The Thatched roofs of Hidano-Sato

France has a variety of different building codes, classifications and official architects whose job is to (complicate your existence) assure a certain harmony or style in a given area.  The area where we live is under the direction of the Architecte des Bâtiments de France (ABF).  This has it’s positive points–no one can move in and build some modern concrete monstrosity next to us or paint their house bright orange–but it also means that we need the ABF’s authorization to do anything that will modify in any way the outside of our house.  This hasn’t been an issue for us yet thankfully and I hope it won’t be one when it comes time to replace our roof one day.

Hidano-Sato Thatched House

Thatched roofs are rare here.  At one time considered the poor man’s roof, they are now practically a luxury.  Shingled slate roofs are the norm in this part of Brittany.  That said, there are a couple of beautiful thatched stone houses just minutes from our home and it was these houses that led me to today’s postcard.

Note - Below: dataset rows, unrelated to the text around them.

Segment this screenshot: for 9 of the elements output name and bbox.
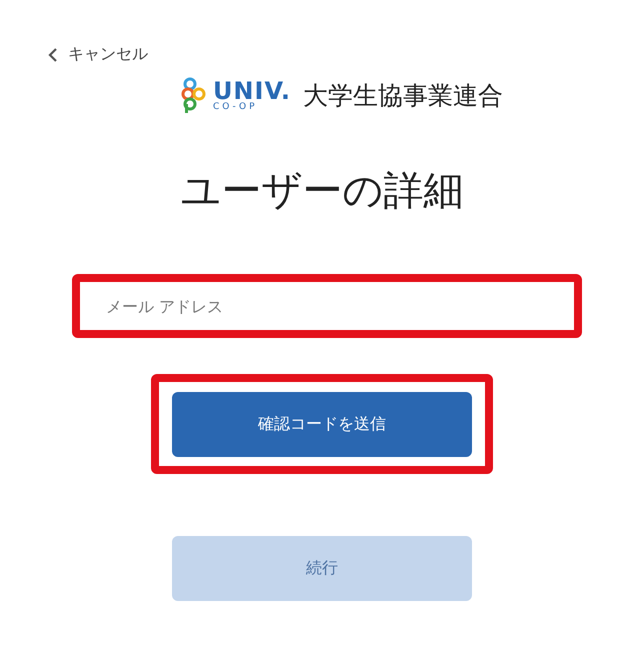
logo-rings-icon	[180, 77, 207, 113]
cancel-link[interactable]: キャンセル	[48, 44, 148, 65]
logo-wordmark: UNIV.	[212, 78, 292, 102]
logo-subtitle: CO-OP	[212, 102, 259, 112]
page-title: ユーザーの詳細	[180, 167, 464, 216]
send-code-button[interactable]: 確認コードを送信	[172, 392, 472, 457]
organization-name: 大学生協事業連合	[303, 80, 504, 112]
email-field[interactable]: メール アドレス	[72, 274, 582, 338]
chevron-left-icon	[48, 48, 58, 62]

Hida Folk Village is an open-air museum in Takayama.  (The official website–Hida Folk Village (Hida no Sato)–is only in Japanese but it does contain additional pictures worth checking out.)  The village showcases over 30 traditional farmhouses and other buildings like the one above.  Called gassho-zukhuri houses due to their steep-thatched roofs which ressemble praying hands, the farmhouses were moved from the Shirakawa-go region to the village for preservation purposes.  Today, visitors can explore the houses which range from 100-500 years old.  Some of the building are even furnished with artifacts (clothes, utensils, umbrellas, etc) which help bring to life their ancient occupants and purpose.  I’ve always enjoyed sites that help bring history alive.  Artisans also work at various sites in the village keeping traditional crafts alive.  Some even offer workshops where you can try your hand at them too!  While aimed at a general audience, I can see Laura and Elise enjoying themselves here as much as my husband and I.

Two other living history sites worth recommending for those of you who can’t get to Japan yet:

–Old Sturbridge Village in the United States which brings to life the New England of 1790-1840–working farm, costumed interpreters, workshops, etc.  Another one of my dream destinations!

and

–Guédelon Castle here in France where a team of over people are building a 13th century fortress using the means, materials and skills of the period!  The project is scheduled to last 25 years and is absolutely fascinating.  The opening video on their website gives you an idea of the immense scope of the project.